I chose to do the dichotomy in biomedicine of life and death. I chose this one in particular because of how polarizing it can be. Topics like abortion are often make or break for some people in politics, so I thought I would write about something that is clearly very important to people.
The culture of biomedicine is not something people normally think about because we normally rationalize that because of how science based medicine is today that nothing is without a scientific explanation or answer. Only when dichotomies are presented does it become clear that there is a culture of biomedicine that is part of our daily lives in the western world. Even something like surgery, which most people do not know how to perform, we understand the basic ‘ritual’ of incision, excision and repair, and lastly closure.

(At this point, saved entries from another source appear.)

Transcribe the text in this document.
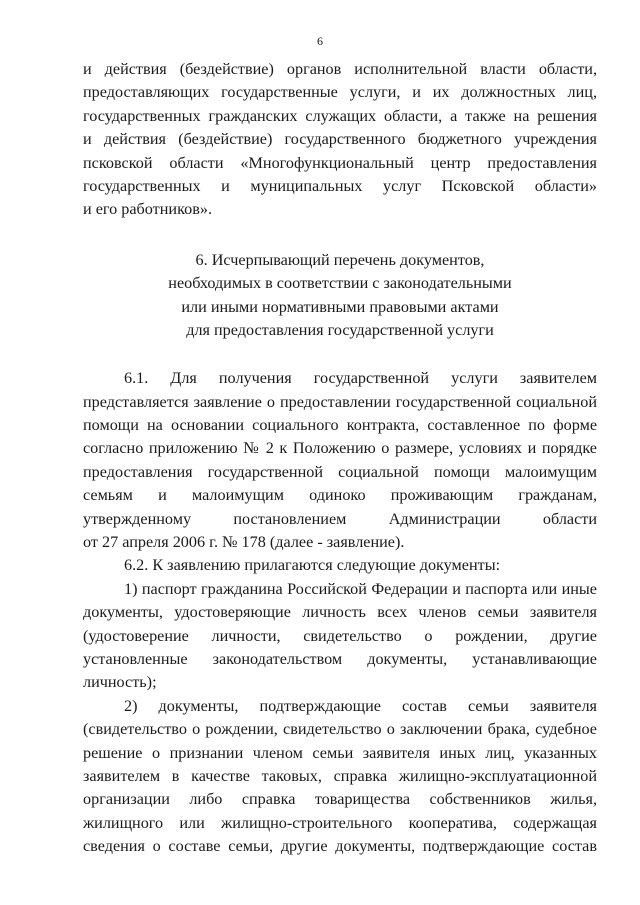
6
и действия (бездействие) органов исполнительной власти области,
предоставляющих государственные услуги, и их должностных лиц,
государственных гражданских служащих области, а также на решения
и действия (бездействие) государственного бюджетного учреждения
псковской области «Многофункциональный центр предоставления
государственных и муниципальных услуг Псковской области»
и его работников».
6. Исчерпывающий перечень документов,
необходимых в соответствии с законодательными
или иными нормативными правовыми актами
для предоставления государственной услуги
6.1. Для получения государственной услуги заявителем
представляется заявление о предоставлении государственной социальной
помощи на основании социального контракта, составленное по форме
согласно приложению № 2 к Положению о размере, условиях и порядке
предоставления государственной социальной помощи малоимущим
семьям и малоимущим одиноко проживающим гражданам,
утвержденному постановлением Администрации области
от 27 апреля 2006 г. № 178 (далее - заявление).
6.2. К заявлению прилагаются следующие документы:
1) паспорт гражданина Российской Федерации и паспорта или иные
документы, удостоверяющие личность всех членов семьи заявителя
(удостоверение личности, свидетельство о рождении, другие
установленные законодательством документы, устанавливающие
личность);
2) документы, подтверждающие состав семьи заявителя
(свидетельство о рождении, свидетельство о заключении брака, судебное
решение о признании членом семьи заявителя иных лиц, указанных
заявителем в качестве таковых, справка жилищно-эксплуатационной
организации либо справка товарищества собственников жилья,
жилищного или жилищно-строительного кооператива, содержащая
сведения о составе семьи, другие документы, подтверждающие состав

I stated in the beginning that this particular dichotomy is polarizing and that is why I chose it. There are many different sides to this dichotomy, namely at the beginning and end of life. When someone is on life support are they alive? If someone is in a coma for months on end supported only by the technology and physicians around them, are they alive? These are not easy questions, especially when people have come out of comas after being in them for extended periods of time. My personal opinion is slightly undecided on this topic, I think if I were the one on life support with no chance of recovery I wouldn’t want to waste any more resources keeping me alive. If it were one of my family members I think the situation would be entirely different, but I think that at some point you have to face reality and make the difficult decision. At the beginning of life is an even more vague timeline and controversial topic: abortion. The rift is between pregnant women who (for whatever their reason) do not want to have a child and people who think that getting rid of the unborn child is murder/unethical. These two viewpoints are often oversimplified down into “prolife” and “prochoice”. My personal view would fall under prolife. My personal viewpoint probably came from my religion and upbringing to lead my to believe what I do.
This dichotomy seems like it would be pretty straightforward and widely accepted, but the lines in this dichotomy are blurred. Due to this people argue about where those lines really are. In conclusion I think that this dichotomy is widely accepted but where they begin and end is hotly debated.
Katz, Pearl. “Ritual in the Operating Room.” Ethnology 20, no. 4 (1981): 335. Accessed August 6, 2016. doi:10.2307/3773355.